Now, we have each of the data points plotted with a point, while retaining the connecting lines.

13.10 Adding Shapes

With geom_point(), we can change the shape and size of the dots. To do this, we will add an aes() argument to the geom_point() (but not geom_line()) layer, indicating we’d like different shapes by group, and a size 3 point. ggplot will select the points for us, and indicate them along with color in the legend.

ggplot(df_shape, aes(x = time, y = value, color = group, group = group)) +
  geom_line() +
  geom_point(aes(shape = group), size = 3) +  
  scale_color_viridis(discrete = TRUE) +
  theme_minimal() +
  theme(panel.grid = element_blank())

13.11 Line Types

We can also change line types (i.e., solid, dashed, dash-dot, etc.) of our line graph by adding an aes() argument to the geom_line() layer specifying we want different line types by group (linetype = group).

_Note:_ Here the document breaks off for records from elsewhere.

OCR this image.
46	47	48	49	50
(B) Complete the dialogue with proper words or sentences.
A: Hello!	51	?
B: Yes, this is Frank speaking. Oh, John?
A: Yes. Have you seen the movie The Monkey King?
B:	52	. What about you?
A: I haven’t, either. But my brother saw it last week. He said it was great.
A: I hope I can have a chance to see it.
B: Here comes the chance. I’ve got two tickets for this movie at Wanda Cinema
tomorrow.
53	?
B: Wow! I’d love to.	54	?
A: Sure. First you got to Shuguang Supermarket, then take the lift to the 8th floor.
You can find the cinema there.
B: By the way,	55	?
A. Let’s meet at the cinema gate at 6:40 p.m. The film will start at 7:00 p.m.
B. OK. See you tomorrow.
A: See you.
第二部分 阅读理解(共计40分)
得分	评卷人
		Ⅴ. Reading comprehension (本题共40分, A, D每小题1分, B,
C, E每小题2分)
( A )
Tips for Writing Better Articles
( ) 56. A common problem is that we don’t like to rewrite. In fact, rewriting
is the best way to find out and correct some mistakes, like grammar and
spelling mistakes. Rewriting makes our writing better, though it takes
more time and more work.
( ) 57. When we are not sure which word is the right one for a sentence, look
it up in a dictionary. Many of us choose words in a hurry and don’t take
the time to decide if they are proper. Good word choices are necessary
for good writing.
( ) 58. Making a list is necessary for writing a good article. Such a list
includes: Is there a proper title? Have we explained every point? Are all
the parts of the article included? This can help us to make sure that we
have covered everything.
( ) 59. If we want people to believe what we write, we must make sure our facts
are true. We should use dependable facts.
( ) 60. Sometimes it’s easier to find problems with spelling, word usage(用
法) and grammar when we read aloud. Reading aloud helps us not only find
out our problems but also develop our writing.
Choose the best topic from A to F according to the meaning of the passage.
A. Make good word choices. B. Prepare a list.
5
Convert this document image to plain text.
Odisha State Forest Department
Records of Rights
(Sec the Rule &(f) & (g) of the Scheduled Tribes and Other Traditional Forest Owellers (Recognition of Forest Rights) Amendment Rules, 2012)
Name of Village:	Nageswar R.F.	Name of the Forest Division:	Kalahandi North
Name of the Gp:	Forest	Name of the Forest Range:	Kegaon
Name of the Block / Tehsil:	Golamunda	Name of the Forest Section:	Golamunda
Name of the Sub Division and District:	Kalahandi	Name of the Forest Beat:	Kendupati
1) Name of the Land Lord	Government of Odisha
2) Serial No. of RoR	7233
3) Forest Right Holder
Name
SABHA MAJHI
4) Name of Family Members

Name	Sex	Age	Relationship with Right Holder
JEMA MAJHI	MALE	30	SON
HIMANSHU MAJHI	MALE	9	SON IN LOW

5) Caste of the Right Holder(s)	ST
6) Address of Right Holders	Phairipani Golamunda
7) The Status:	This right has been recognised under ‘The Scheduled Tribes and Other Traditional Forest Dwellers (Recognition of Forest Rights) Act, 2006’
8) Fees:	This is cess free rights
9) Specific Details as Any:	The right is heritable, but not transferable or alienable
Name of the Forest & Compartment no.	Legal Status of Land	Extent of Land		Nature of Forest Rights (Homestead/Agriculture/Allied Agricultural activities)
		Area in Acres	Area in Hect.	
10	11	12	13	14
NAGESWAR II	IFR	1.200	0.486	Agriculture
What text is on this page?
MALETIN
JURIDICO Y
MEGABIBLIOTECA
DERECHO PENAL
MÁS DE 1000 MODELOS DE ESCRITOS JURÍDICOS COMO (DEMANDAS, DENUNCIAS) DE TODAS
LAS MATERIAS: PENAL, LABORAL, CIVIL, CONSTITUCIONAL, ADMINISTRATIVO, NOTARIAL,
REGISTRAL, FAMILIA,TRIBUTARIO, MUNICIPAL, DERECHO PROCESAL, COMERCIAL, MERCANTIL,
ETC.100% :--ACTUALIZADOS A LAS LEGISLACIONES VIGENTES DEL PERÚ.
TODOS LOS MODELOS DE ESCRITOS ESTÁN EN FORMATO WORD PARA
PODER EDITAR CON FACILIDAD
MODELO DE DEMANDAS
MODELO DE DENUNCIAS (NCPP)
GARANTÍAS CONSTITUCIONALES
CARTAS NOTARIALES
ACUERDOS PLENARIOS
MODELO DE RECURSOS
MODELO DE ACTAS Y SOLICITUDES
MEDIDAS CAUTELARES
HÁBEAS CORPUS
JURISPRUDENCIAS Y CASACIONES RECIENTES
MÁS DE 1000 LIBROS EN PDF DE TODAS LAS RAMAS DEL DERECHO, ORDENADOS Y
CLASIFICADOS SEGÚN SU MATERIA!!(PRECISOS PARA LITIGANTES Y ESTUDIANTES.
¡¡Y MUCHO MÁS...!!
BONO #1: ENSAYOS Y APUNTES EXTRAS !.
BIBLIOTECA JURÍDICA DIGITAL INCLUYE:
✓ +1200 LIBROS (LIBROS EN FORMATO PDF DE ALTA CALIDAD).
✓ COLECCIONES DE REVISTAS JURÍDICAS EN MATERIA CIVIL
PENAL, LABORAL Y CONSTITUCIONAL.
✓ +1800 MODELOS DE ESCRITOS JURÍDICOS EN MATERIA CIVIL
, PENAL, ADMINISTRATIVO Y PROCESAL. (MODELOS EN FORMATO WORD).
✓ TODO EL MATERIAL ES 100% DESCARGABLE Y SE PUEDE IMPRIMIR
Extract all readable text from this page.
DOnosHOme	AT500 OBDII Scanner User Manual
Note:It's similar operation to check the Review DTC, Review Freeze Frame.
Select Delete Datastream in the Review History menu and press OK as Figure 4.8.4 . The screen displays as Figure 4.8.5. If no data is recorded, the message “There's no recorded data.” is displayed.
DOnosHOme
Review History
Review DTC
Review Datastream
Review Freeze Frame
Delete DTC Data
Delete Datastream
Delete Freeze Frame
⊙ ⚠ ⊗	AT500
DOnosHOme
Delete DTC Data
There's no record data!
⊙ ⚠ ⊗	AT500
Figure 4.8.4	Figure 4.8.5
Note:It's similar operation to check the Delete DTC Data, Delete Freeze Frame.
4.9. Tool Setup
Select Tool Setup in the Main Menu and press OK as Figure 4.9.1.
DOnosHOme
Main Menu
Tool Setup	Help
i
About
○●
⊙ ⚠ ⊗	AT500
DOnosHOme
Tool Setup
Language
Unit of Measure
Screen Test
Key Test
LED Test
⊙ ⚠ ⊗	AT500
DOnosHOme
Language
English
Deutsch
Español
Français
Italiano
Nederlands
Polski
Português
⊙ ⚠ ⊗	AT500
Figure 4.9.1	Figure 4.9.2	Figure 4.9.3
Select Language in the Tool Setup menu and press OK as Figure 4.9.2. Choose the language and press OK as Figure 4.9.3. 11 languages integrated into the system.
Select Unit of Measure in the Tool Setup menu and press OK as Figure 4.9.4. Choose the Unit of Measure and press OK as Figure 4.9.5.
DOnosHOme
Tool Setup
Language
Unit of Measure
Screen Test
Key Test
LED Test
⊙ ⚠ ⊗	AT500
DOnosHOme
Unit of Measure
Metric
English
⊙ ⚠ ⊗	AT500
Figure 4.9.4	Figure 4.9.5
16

ggplot(df_shape, aes(x = time, y = value, color = group, group = group)) +
  geom_line(aes(linetype = group)) +
  geom_point(aes(shape = group), size = 3) +  
  scale_color_viridis(discrete = TRUE) +
  theme_minimal() +
  theme(panel.grid = element_blank())

There are MANY more graphs, and options, than I have discussed here. I strongly encourage you to spend some time in the R graph gallery to see how different layers can create different visualizaions.